It was a book. Wrapped loosely in an old animal skin, it was perhaps the finest book I had ever held in my hands up to that moment. Bound in a black cloth, the pages were of a quality I had never before seen, let alone held. The literature, though clearly ancient beyond any stretch of the imagination, remained clear and legible, though the language was so unlike what I knew that it defied logic that I should be capable of reading it at all.
Even as my eyes traveled across the pages with unsated curiosity, I could feel the writing drawing me in further inwards. With comprehension beyond my meager seven years of age, I absorbed the text as fast as I could read it. Most remained beyond my immediate grasp, though I could somehow sense its irrelevancy from the start. Nevertheless, I did not stop my quest to digest the contents of the book to completion, even when my mother called out my name. Her attempts at taking the book from me, I unconsciously avoided, never letting my eyes stray from the object of my attention. Even then, I could sense that I was getting close to what concerned me.
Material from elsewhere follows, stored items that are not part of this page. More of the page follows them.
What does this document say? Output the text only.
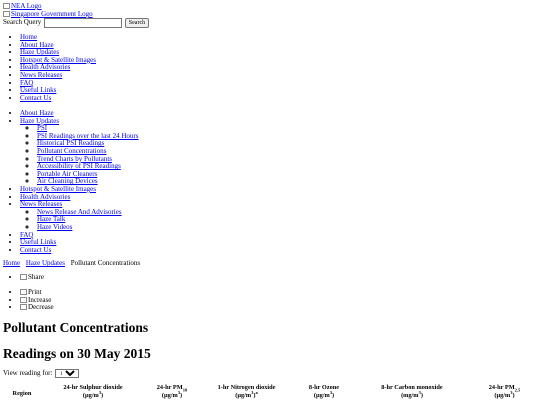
NEA Logo
Singapore Government Logo
Search Query	Search
• Home
• About Haze
• Haze Updates
• Hotspot & Satellite Images
• Health Advisories
• News Releases
• FAQ
• Useful Links
• Contact Us
• About Haze
• Haze Updates
◦ PSI
◦ PSI Readings over the last 24 Hours
◦ Historical PSI Readings
◦ Pollutant Concentrations
◦ Trend Charts by Pollutants
◦ Accessibility of PSI Readings
◦ Portable Air Cleaners
◦ Air Cleaning Devices
• Hotspot & Satellite Images
• Health Advisories
• News Releases
◦ News Release And Advisories
◦ Haze Talk
◦ Haze Videos
• FAQ
• Useful Links
• Contact Us
Home Haze Updates Pollutant Concentrations
• Share
• Print
• Increase
• Decrease
Pollutant Concentrations
Readings on 30 May 2015
View reading for:
12am
Region	24-hr Sulphur dioxide
$(\mu g/m^3)$
	24-hr $PM_{10}$
$(\mu g/m^3)$
	1-hr Nitrogen dioxide
$(\mu g/m^3)^a$
	8-hr Ozone
$(\mu g/m^3)$
	8-hr Carbon monoxide
$(mg/m^3)$
	24-hr $PM_{2.5}$
$(\mu g/m^3)$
It was then that my mother, disdaining the use of more severe force upon her daughter, instead suggested that I read it aloud. Though not replying, I began to read the cryptic language aloud, my lips straining to properly pronounce the syllables of the language to her. My mother quickly, gently, coaxed me into translating the language so that she could understand it as well. There were portions of the book that chilled me to my bones, that spoke of terrible things beyond what this language could ever adequately convey. All the same, every word imbedded itself within my consciousness with the steadfastness of stone, until I could only read mindlessly on. Though I am adverse to copying the knowledge I read in its entirety, suffice to include the first harmless parts of the chapter.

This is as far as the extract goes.